Actively managed investment funds in the US experienced a record $143bn “exodus” in December, according to data, with many nervous investors flooding into cheaper passive funds.
For long-term US funds, which include a broad range of equity and bond funds, the outflows in December were the heaviest since the depth of the credit crisis, according to Morningstar, a data company. The funds finished the year with their lowest inflows in a decade, taking on less than half the $350bn annual average between 2008 to 2017. During 2018 active funds across all categories suffered outflows of more than $300bn, just shy of the $320bn shed in 2016.
“This was an exodus,” said Kevin McDevitt, analyst at Morningstar. “The movement [in flows] was huge.”
Active US bond funds suffered particularly heavy outflows, according to Morningstar, as investors, who were worried about rising interest rates, moved their allocations into shorter-duration funds — a trend that benefited passive investments.
The total number of outflows from US active funds during 2018
The shift mirrors experiences among UK active funds, which suffered consecutive months of outflows throughout 2018 while passive funds continued to attract assets.
In the US, intermediate-term active bond funds alone suffered $17bn in outflows in December.
“Until the fourth quarter active [bond] funds had been more competitive and had been experiencing inflows, but a lot of those funds invest in things like high-yield bonds and bank loans, for example, and take more credit risk than passive bond funds,” Mr McDevitt said.
In December “investors cut credit risk and sought shelter among high-quality, short-duration vehicles”, he added.
The popularity of passive funds extended far beyond fixed income. In December alone passive funds took on $60bn in assets in the US. Throughout the year they had $458bn in inflows, following a record $663bn in 2017.
Passive assets under management globally have mushroomed since the financial crisis as investors embrace lower-cost options such as exchange traded funds, often at the expense of pricier active investments.
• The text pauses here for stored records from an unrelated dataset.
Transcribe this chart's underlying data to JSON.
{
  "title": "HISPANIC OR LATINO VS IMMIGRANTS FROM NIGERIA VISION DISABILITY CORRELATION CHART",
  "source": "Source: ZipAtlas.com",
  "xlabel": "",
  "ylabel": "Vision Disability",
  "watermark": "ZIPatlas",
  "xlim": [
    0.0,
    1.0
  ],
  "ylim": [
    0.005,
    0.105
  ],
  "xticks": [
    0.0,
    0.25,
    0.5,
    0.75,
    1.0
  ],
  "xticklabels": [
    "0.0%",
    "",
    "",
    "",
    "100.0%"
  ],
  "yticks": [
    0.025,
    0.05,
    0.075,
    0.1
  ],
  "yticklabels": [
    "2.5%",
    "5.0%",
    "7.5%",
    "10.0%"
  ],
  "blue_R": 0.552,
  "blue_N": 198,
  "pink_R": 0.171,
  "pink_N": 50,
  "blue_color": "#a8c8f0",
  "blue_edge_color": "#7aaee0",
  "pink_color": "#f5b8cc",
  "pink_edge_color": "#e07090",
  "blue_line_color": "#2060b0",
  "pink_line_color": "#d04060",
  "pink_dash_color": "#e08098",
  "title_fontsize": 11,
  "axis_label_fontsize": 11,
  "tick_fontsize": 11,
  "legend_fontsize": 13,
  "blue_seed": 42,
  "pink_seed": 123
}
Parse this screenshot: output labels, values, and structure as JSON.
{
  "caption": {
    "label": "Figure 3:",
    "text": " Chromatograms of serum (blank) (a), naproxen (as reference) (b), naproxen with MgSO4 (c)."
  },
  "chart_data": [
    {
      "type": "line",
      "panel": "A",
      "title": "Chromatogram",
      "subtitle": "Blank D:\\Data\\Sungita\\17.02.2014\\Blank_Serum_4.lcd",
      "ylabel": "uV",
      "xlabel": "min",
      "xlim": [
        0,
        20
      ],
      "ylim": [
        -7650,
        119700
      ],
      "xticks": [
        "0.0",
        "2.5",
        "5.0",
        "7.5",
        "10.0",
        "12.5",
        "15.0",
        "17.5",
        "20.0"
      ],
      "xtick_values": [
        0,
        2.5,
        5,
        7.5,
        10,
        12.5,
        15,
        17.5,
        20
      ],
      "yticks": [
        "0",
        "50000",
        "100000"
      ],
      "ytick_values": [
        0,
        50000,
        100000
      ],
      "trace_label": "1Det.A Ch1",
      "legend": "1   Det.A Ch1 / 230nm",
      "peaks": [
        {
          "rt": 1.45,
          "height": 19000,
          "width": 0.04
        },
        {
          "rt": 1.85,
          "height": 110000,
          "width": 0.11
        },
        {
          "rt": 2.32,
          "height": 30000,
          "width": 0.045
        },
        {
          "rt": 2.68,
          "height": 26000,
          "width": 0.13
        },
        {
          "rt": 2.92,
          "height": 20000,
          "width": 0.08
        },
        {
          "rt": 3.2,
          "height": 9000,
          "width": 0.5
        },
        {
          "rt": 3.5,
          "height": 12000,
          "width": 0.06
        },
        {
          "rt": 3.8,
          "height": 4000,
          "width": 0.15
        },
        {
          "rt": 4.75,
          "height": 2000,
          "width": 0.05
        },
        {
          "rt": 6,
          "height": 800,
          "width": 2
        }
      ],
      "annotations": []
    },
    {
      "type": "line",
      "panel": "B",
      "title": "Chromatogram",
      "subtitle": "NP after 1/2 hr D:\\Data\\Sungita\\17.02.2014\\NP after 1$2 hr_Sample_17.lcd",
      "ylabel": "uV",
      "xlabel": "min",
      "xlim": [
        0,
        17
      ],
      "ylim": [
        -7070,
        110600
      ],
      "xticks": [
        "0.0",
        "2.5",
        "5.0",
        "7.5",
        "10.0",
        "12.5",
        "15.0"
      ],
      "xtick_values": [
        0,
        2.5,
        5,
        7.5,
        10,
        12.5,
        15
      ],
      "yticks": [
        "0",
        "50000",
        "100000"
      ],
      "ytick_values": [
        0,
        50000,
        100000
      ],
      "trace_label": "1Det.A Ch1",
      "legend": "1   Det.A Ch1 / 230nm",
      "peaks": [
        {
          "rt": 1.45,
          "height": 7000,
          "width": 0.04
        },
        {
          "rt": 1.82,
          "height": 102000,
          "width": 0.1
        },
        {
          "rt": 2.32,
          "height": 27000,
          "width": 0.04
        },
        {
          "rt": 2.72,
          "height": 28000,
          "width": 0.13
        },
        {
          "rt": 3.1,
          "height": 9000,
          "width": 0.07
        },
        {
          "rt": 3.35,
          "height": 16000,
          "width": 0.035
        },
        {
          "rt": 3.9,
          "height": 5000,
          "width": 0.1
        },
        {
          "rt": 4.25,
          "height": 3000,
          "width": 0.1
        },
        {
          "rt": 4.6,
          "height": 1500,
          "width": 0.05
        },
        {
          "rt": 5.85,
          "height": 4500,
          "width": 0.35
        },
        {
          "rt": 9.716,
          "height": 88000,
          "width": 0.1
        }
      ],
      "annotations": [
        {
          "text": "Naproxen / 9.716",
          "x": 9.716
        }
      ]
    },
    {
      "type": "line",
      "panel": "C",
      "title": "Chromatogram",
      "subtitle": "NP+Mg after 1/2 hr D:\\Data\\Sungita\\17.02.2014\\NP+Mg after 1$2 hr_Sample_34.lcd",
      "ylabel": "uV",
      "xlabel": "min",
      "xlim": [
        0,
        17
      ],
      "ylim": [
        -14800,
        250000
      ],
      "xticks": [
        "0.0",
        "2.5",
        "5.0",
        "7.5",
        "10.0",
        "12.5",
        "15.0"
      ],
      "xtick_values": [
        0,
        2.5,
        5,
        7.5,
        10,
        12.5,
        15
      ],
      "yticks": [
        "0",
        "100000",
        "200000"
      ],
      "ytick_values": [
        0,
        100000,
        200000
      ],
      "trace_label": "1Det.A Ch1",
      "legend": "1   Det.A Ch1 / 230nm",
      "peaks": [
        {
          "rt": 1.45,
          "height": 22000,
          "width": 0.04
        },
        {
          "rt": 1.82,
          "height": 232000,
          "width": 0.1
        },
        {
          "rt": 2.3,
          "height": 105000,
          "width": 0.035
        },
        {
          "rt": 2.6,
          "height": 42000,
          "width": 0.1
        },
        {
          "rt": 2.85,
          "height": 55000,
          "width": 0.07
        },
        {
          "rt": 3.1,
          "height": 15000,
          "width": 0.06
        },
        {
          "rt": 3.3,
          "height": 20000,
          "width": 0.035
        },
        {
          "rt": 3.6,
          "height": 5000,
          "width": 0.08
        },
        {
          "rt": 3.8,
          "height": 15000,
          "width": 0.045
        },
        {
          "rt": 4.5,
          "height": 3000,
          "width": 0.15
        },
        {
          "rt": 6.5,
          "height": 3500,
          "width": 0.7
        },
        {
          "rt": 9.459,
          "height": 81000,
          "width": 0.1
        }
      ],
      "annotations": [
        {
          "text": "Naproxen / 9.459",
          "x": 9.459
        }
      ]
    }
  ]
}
ETF provider iShares generated a company record of $36.1bn in inflows in the US in December, more than triple that of Vanguard ($11.4bn), the runner-up by inflows. Across the year Vanguard, which owns 5 per cent of 491 stocks in the S&P 500, generated $161bn in inflows.
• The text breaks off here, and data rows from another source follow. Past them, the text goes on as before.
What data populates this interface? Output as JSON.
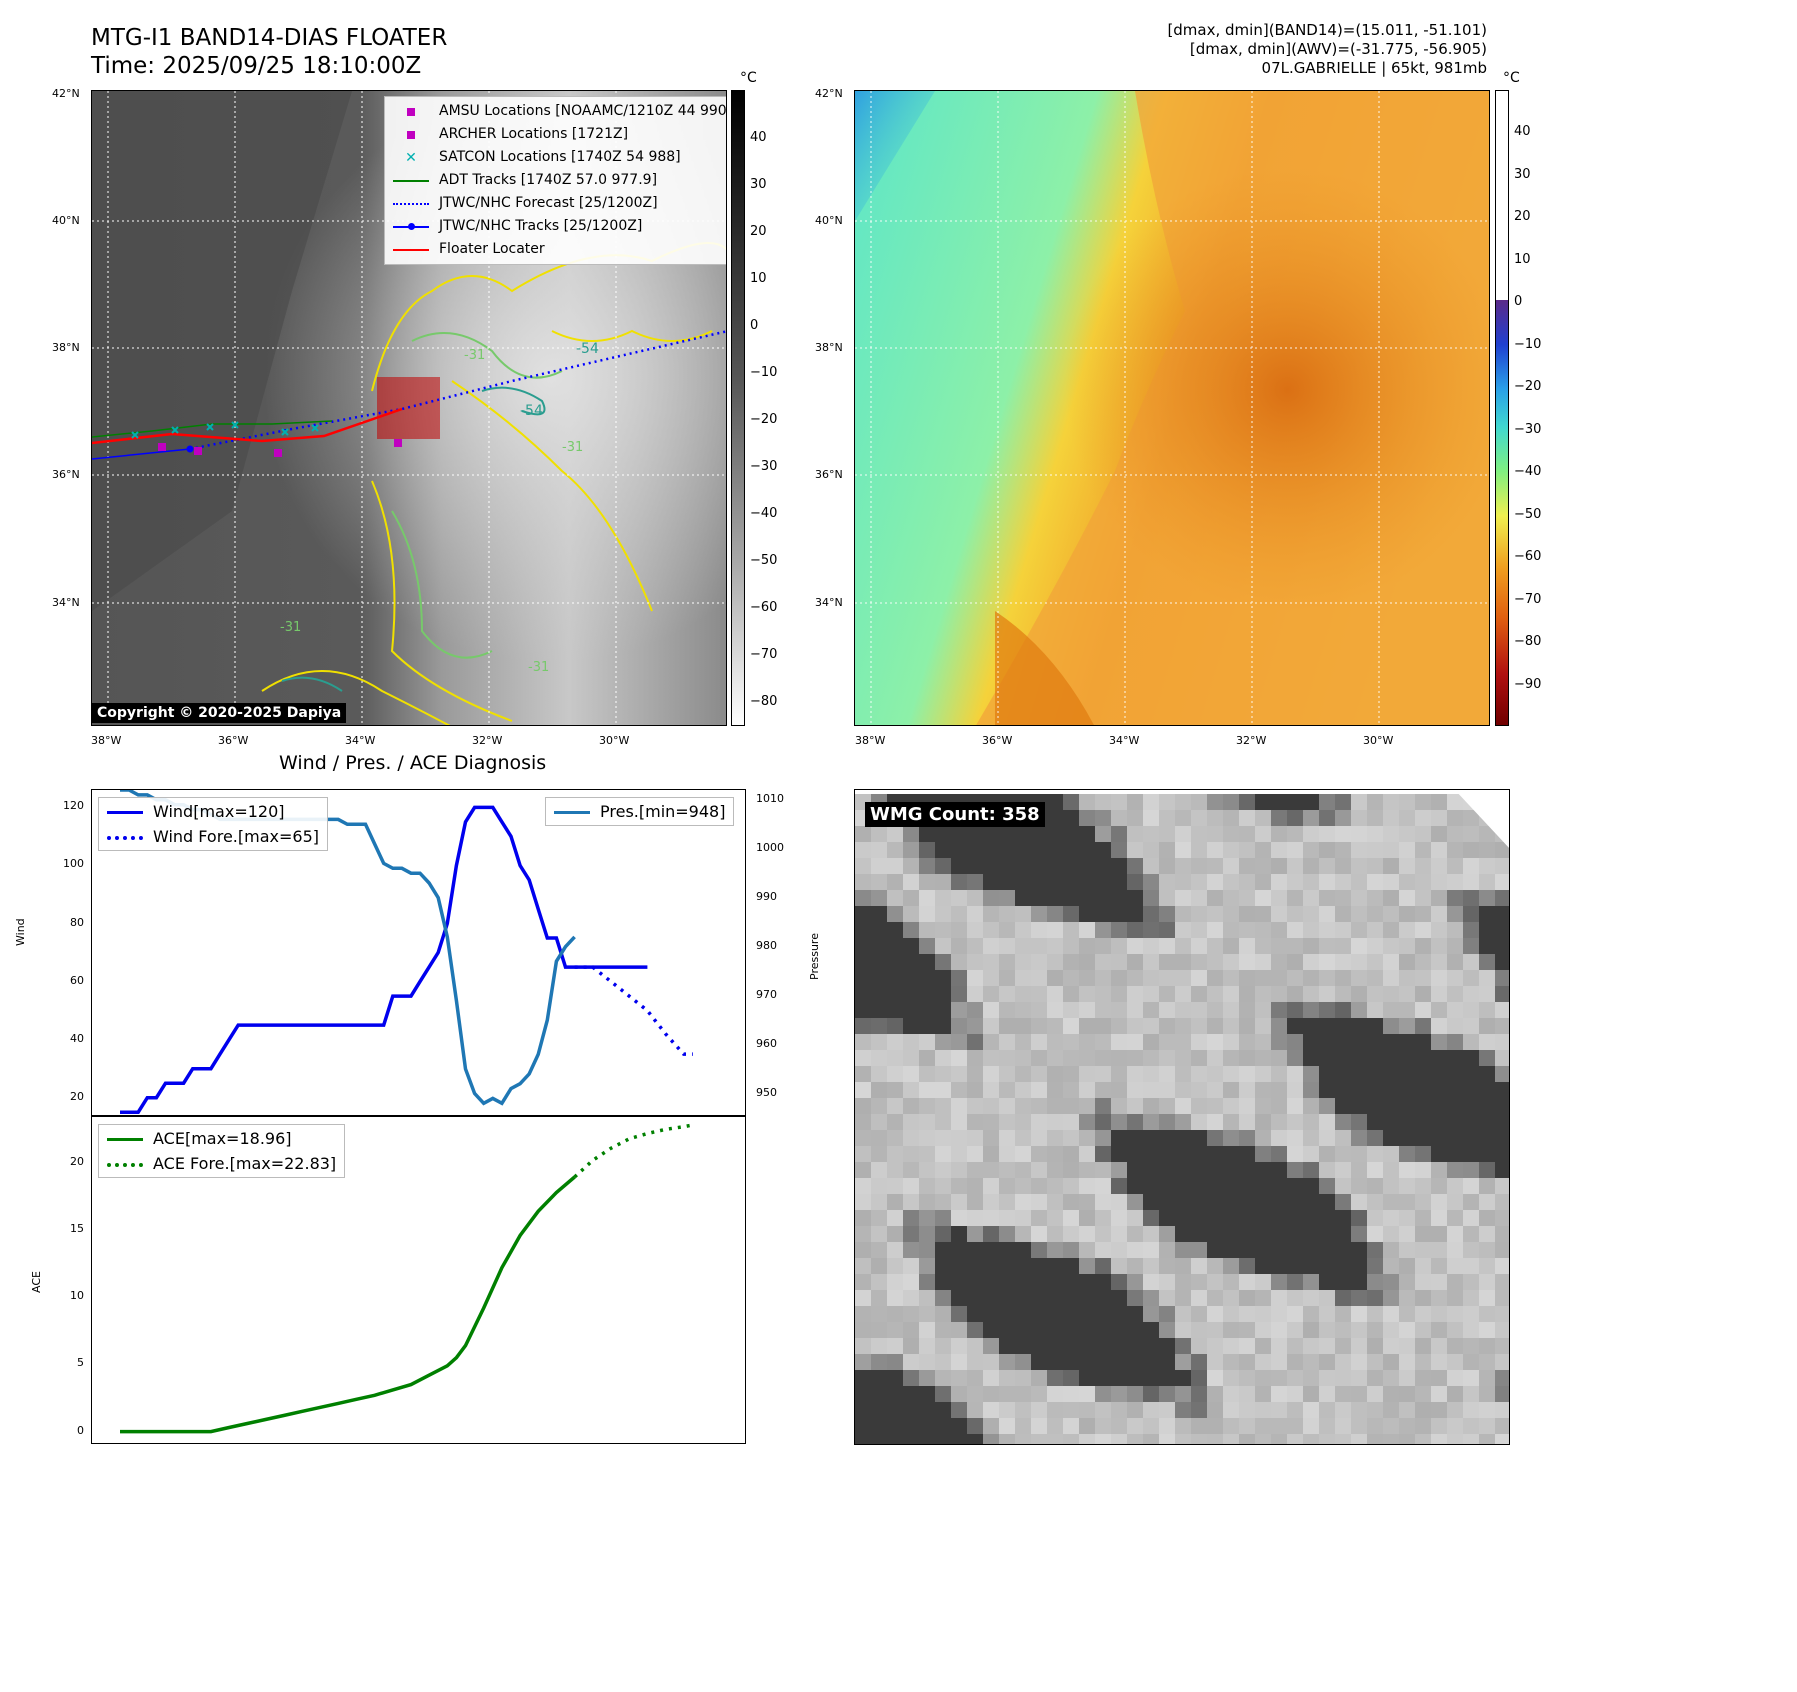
{
  "header": {
    "title_line1": "MTG-I1 BAND14-DIAS FLOATER",
    "title_line2": "Time: 2025/09/25 18:10:00Z",
    "info_line1": "[dmax, dmin](BAND14)=(15.011, -51.101)",
    "info_line2": "[dmax, dmin](AWV)=(-31.775, -56.905)",
    "info_line3": "07L.GABRIELLE | 65kt, 981mb"
  },
  "ir_panel": {
    "lat_ticks": [
      "42°N",
      "40°N",
      "38°N",
      "36°N",
      "34°N"
    ],
    "lon_ticks": [
      "38°W",
      "36°W",
      "34°W",
      "32°W",
      "30°W"
    ],
    "colorbar_unit": "°C",
    "colorbar_ticks": [
      "40",
      "30",
      "20",
      "10",
      "0",
      "−10",
      "−20",
      "−30",
      "−40",
      "−50",
      "−60",
      "−70",
      "−80"
    ],
    "contour_labels": [
      "-54",
      "-54",
      "-31",
      "-31",
      "-31",
      "-31"
    ],
    "copyright": "Copyright © 2020-2025 Dapiya",
    "legend": [
      {
        "label": "AMSU Locations [NOAAMC/1210Z 44 990]",
        "color": "#c000c0",
        "style": "square"
      },
      {
        "label": "ARCHER Locations [1721Z]",
        "color": "#c000c0",
        "style": "square"
      },
      {
        "label": "SATCON Locations [1740Z 54 988]",
        "color": "#00b0b0",
        "style": "x"
      },
      {
        "label": "ADT Tracks [1740Z 57.0 977.9]",
        "color": "#008000",
        "style": "line"
      },
      {
        "label": "JTWC/NHC Forecast [25/1200Z]",
        "color": "#0000ff",
        "style": "dotted"
      },
      {
        "label": "JTWC/NHC Tracks [25/1200Z]",
        "color": "#0000ff",
        "style": "line-dot"
      },
      {
        "label": "Floater Locater",
        "color": "#ff0000",
        "style": "line"
      }
    ]
  },
  "wv_panel": {
    "lat_ticks": [
      "42°N",
      "40°N",
      "38°N",
      "36°N",
      "34°N"
    ],
    "lon_ticks": [
      "38°W",
      "36°W",
      "34°W",
      "32°W",
      "30°W"
    ],
    "colorbar_unit": "°C",
    "colorbar_ticks": [
      "40",
      "30",
      "20",
      "10",
      "0",
      "−10",
      "−20",
      "−30",
      "−40",
      "−50",
      "−60",
      "−70",
      "−80",
      "−90"
    ]
  },
  "wmg_panel": {
    "badge": "WMG Count: 358"
  },
  "chart_data": [
    {
      "type": "line",
      "title": "Wind / Pres. / ACE Diagnosis",
      "ylabel": "Wind",
      "y2label": "Pressure",
      "ylim": [
        13,
        126
      ],
      "y2lim": [
        945,
        1012
      ],
      "yticks": [
        20,
        40,
        60,
        80,
        100,
        120
      ],
      "y2ticks": [
        950,
        960,
        970,
        980,
        990,
        1000,
        1010
      ],
      "series": [
        {
          "name": "Wind[max=120]",
          "color": "#0000ee",
          "style": "solid",
          "x": [
            0,
            1,
            2,
            3,
            4,
            5,
            6,
            7,
            8,
            9,
            10,
            11,
            12,
            13,
            14,
            15,
            16,
            17,
            18,
            19,
            20,
            21,
            22,
            23,
            24,
            25,
            26,
            27,
            28,
            29,
            30,
            31,
            32,
            33,
            34,
            35,
            36,
            37,
            38,
            39,
            40,
            41,
            42,
            43,
            44,
            45,
            46,
            47,
            48,
            49,
            50,
            51,
            52,
            53,
            54,
            55,
            56,
            57,
            58
          ],
          "values": [
            15,
            15,
            15,
            20,
            20,
            25,
            25,
            25,
            30,
            30,
            30,
            35,
            40,
            45,
            45,
            45,
            45,
            45,
            45,
            45,
            45,
            45,
            45,
            45,
            45,
            45,
            45,
            45,
            45,
            45,
            55,
            55,
            55,
            60,
            65,
            70,
            80,
            100,
            115,
            120,
            120,
            120,
            115,
            110,
            100,
            95,
            85,
            75,
            75,
            65,
            65,
            65,
            65,
            65,
            65,
            65,
            65,
            65,
            65
          ]
        },
        {
          "name": "Wind Fore.[max=65]",
          "color": "#0000ee",
          "style": "dotted",
          "x": [
            50,
            52,
            54,
            56,
            58,
            60,
            62,
            63
          ],
          "values": [
            65,
            65,
            60,
            55,
            50,
            42,
            35,
            35
          ]
        },
        {
          "name": "Pres.[min=948]",
          "color": "#1f77b4",
          "style": "solid",
          "axis": "y2",
          "x": [
            0,
            1,
            2,
            3,
            4,
            5,
            6,
            7,
            8,
            9,
            10,
            11,
            12,
            13,
            14,
            15,
            16,
            17,
            18,
            19,
            20,
            21,
            22,
            23,
            24,
            25,
            26,
            27,
            28,
            29,
            30,
            31,
            32,
            33,
            34,
            35,
            36,
            37,
            38,
            39,
            40,
            41,
            42,
            43,
            44,
            45,
            46,
            47,
            48,
            49,
            50
          ],
          "values": [
            1012,
            1012,
            1011,
            1011,
            1010,
            1010,
            1009,
            1009,
            1008,
            1008,
            1007,
            1006,
            1006,
            1006,
            1006,
            1006,
            1006,
            1006,
            1006,
            1006,
            1006,
            1006,
            1006,
            1006,
            1006,
            1005,
            1005,
            1005,
            1001,
            997,
            996,
            996,
            995,
            995,
            993,
            990,
            982,
            969,
            955,
            950,
            948,
            949,
            948,
            951,
            952,
            954,
            958,
            965,
            977,
            980,
            982
          ]
        }
      ]
    },
    {
      "type": "line",
      "ylabel": "ACE",
      "ylim": [
        -1,
        23.5
      ],
      "yticks": [
        0,
        5,
        10,
        15,
        20
      ],
      "series": [
        {
          "name": "ACE[max=18.96]",
          "color": "#008000",
          "style": "solid",
          "x": [
            0,
            10,
            12,
            14,
            16,
            18,
            20,
            22,
            24,
            26,
            28,
            30,
            32,
            34,
            36,
            37,
            38,
            40,
            42,
            44,
            46,
            48,
            50
          ],
          "values": [
            0,
            0,
            0.3,
            0.6,
            0.9,
            1.2,
            1.5,
            1.8,
            2.1,
            2.4,
            2.7,
            3.1,
            3.5,
            4.2,
            4.9,
            5.5,
            6.4,
            9.2,
            12.2,
            14.6,
            16.4,
            17.8,
            18.96
          ]
        },
        {
          "name": "ACE Fore.[max=22.83]",
          "color": "#008000",
          "style": "dotted",
          "x": [
            50,
            52,
            54,
            56,
            58,
            60,
            62,
            63
          ],
          "values": [
            18.96,
            20.2,
            21.1,
            21.8,
            22.2,
            22.5,
            22.7,
            22.83
          ]
        }
      ]
    }
  ]
}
The volume of assets in ETFs soared to more than $4.6tn at the end of 2018, according to data from the consultancy ETFGI, up from less than $100bn at the turn of the century.
The surge has coincided with a period of underperformance by active managers and downward pressure on fund fees.
Morningstar data released in September revealed active fund managers in Europe had beaten their passive peers in only two out of 49 fund categories, in analysis covering a 10-year period to June 2018.
“There is a perception that most active managers charge a relatively high fee for such a variable return in aggregate,” said Ben Seager-Scott, chief investment strategist at Tilney Group, a financial planner.
Meanwhile, inflows into ETFs continue to grow, with global ETFs attracting the second-highest net inflows on record in December, according to ETFGI, despite the turmoil in developed markets.
At year-end actively managed funds controlled 61.2 per cent of the investment market in the US compared to the UK, where active funds account for 74 per cent of the market, according to the Investment Association.